The values in filtered column in both execution plans look pretty off target. Maybe it would help to disable condition_fanout_filter optimizer switch in the session executing these multi-join queries (see more about condition filtering).

Why would the query planner suddenly decided use a different execution plan on a query that has been in use for a while? I do not have hard proof, but I really doubt the cardinality changed ...

It probably takes the growing applications table size into account even if the number of records to select is mostly constant. Maybe an optimizer switch to make it prefer larger tables as leading would help to reduce the probability of similar failures in other queries (somewhat like Oracle's DB_FILE_MULTIBLOCK_READ_COUNT). But I don't see any such feature in MySQL.

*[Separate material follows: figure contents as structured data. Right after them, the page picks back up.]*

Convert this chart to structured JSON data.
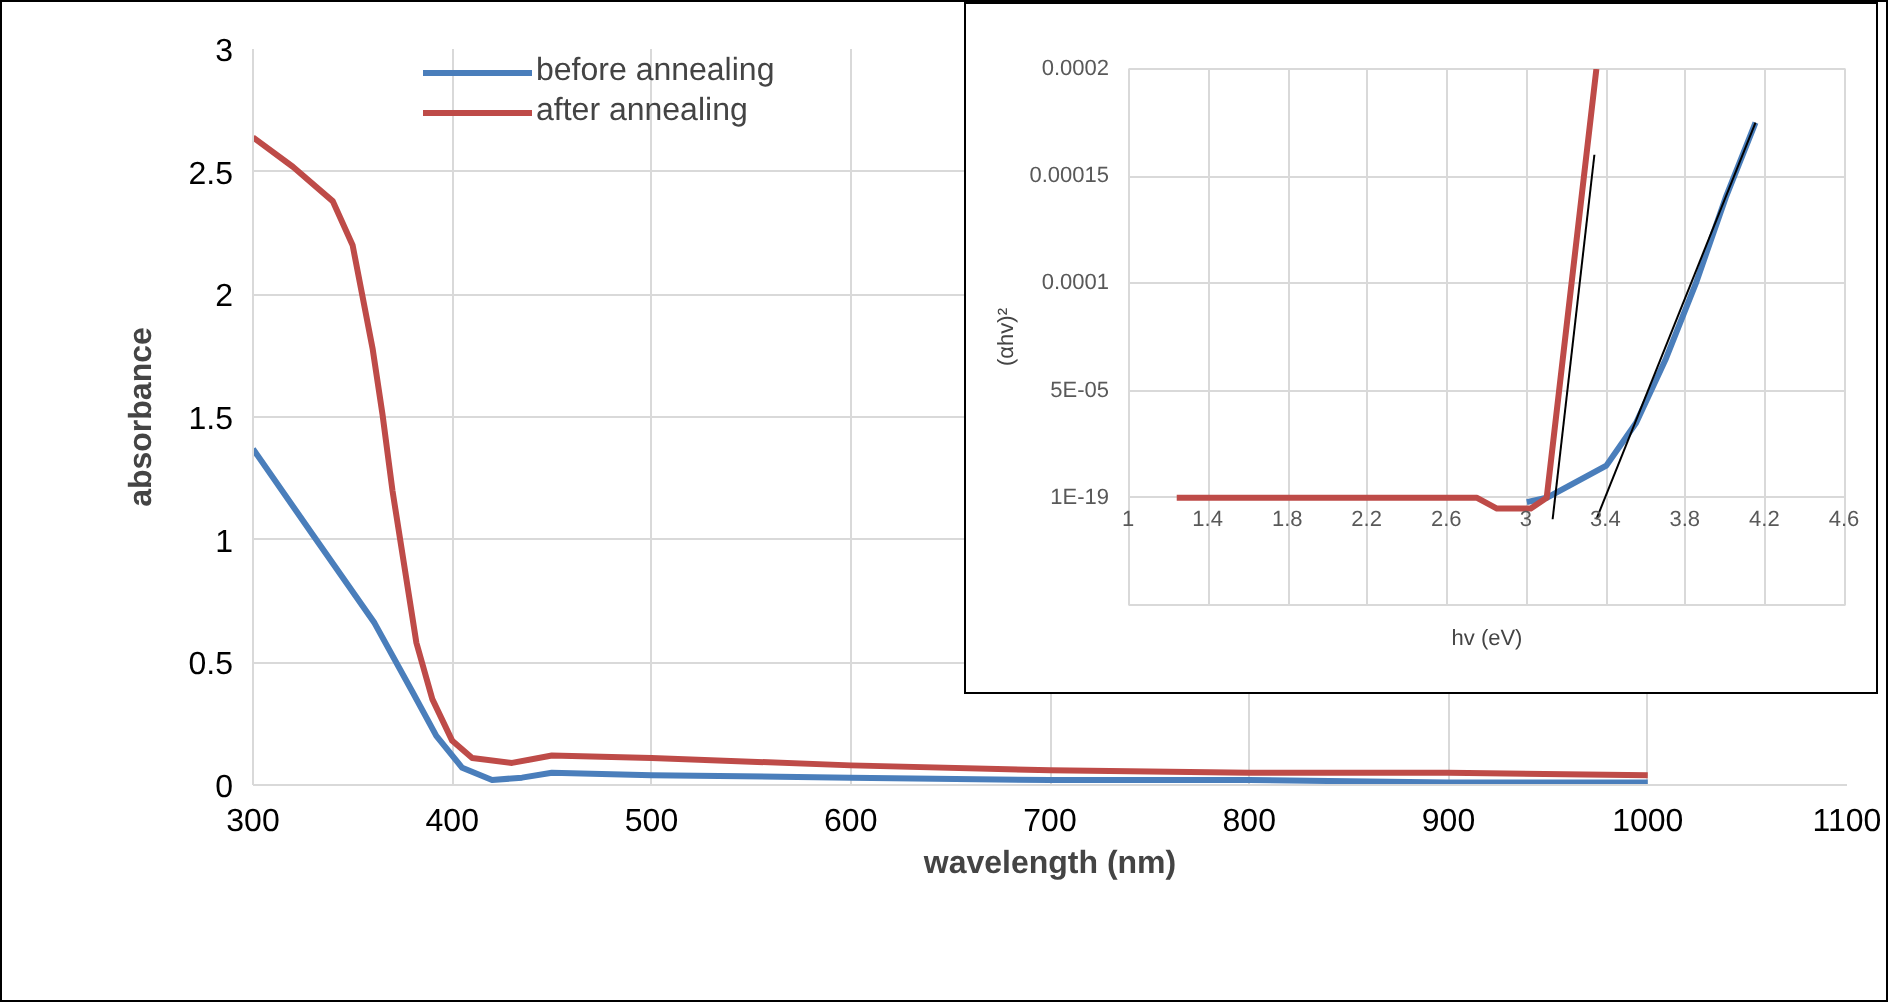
{
  "chart_data": [
    {
      "type": "line",
      "xlabel": "wavelength (nm)",
      "ylabel": "absorbance",
      "xlim": [
        300,
        1100
      ],
      "ylim": [
        0,
        3
      ],
      "xticks": [
        300,
        400,
        500,
        600,
        700,
        800,
        900,
        1000,
        1100
      ],
      "yticks": [
        0,
        0.5,
        1,
        1.5,
        2,
        2.5,
        3
      ],
      "grid": true,
      "legend": "top left",
      "series": [
        {
          "name": "before annealing",
          "color": "#4a7ebb",
          "x": [
            300,
            330,
            361,
            380,
            392,
            405,
            420,
            435,
            450,
            500,
            600,
            700,
            800,
            900,
            1000
          ],
          "values": [
            1.37,
            1.02,
            0.66,
            0.38,
            0.2,
            0.07,
            0.02,
            0.03,
            0.05,
            0.04,
            0.03,
            0.02,
            0.02,
            0.01,
            0.01
          ]
        },
        {
          "name": "after annealing",
          "color": "#be4b48",
          "x": [
            300,
            320,
            340,
            350,
            360,
            365,
            370,
            382,
            390,
            400,
            410,
            430,
            450,
            500,
            600,
            700,
            800,
            900,
            1000
          ],
          "values": [
            2.64,
            2.52,
            2.38,
            2.2,
            1.78,
            1.51,
            1.2,
            0.58,
            0.35,
            0.18,
            0.11,
            0.09,
            0.12,
            0.11,
            0.08,
            0.06,
            0.05,
            0.05,
            0.04
          ]
        }
      ]
    },
    {
      "type": "line",
      "xlabel": "hv (eV)",
      "ylabel": "(αhv)²",
      "xlim": [
        1,
        4.6
      ],
      "ylim": [
        -5e-05,
        0.0002
      ],
      "xticks": [
        1,
        1.4,
        1.8,
        2.2,
        2.6,
        3,
        3.4,
        3.8,
        4.2,
        4.6
      ],
      "yticks": [
        {
          "value": -5e-05,
          "label": null
        },
        {
          "value": 0,
          "label": "1E-19"
        },
        {
          "value": 5e-05,
          "label": "5E-05"
        },
        {
          "value": 0.0001,
          "label": "0.0001"
        },
        {
          "value": 0.00015,
          "label": "0.00015"
        },
        {
          "value": 0.0002,
          "label": "0.0002"
        }
      ],
      "grid": true,
      "series": [
        {
          "color": "#4a7ebb",
          "x": [
            3.0,
            3.1,
            3.2,
            3.3,
            3.4,
            3.55,
            3.7,
            3.85,
            4.0,
            4.15
          ],
          "values": [
            -2e-06,
            0,
            5e-06,
            1e-05,
            1.5e-05,
            3.5e-05,
            6.5e-05,
            0.0001,
            0.00014,
            0.000175
          ]
        },
        {
          "color": "#be4b48",
          "x": [
            1.24,
            2.75,
            2.85,
            2.95,
            3.02,
            3.1,
            3.35
          ],
          "values": [
            0,
            0,
            -5e-06,
            -5e-06,
            -5e-06,
            0,
            0.0002
          ]
        },
        {
          "color": "#000000",
          "x": [
            3.13,
            3.34
          ],
          "values": [
            -1e-05,
            0.00016
          ]
        },
        {
          "color": "#000000",
          "x": [
            3.35,
            4.15
          ],
          "values": [
            -1e-05,
            0.000175
          ]
        }
      ]
    }
  ]
}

Do you happen to know any other workaround

Query optimizer is somehow able to estimate the number of selected rows in applications : 464405 . But that's at least twice as more as the actual count from "table sizes" section. Maybe just ANALYZE TABLE applications may help to reduce the estimate and get the better execution plan without hints?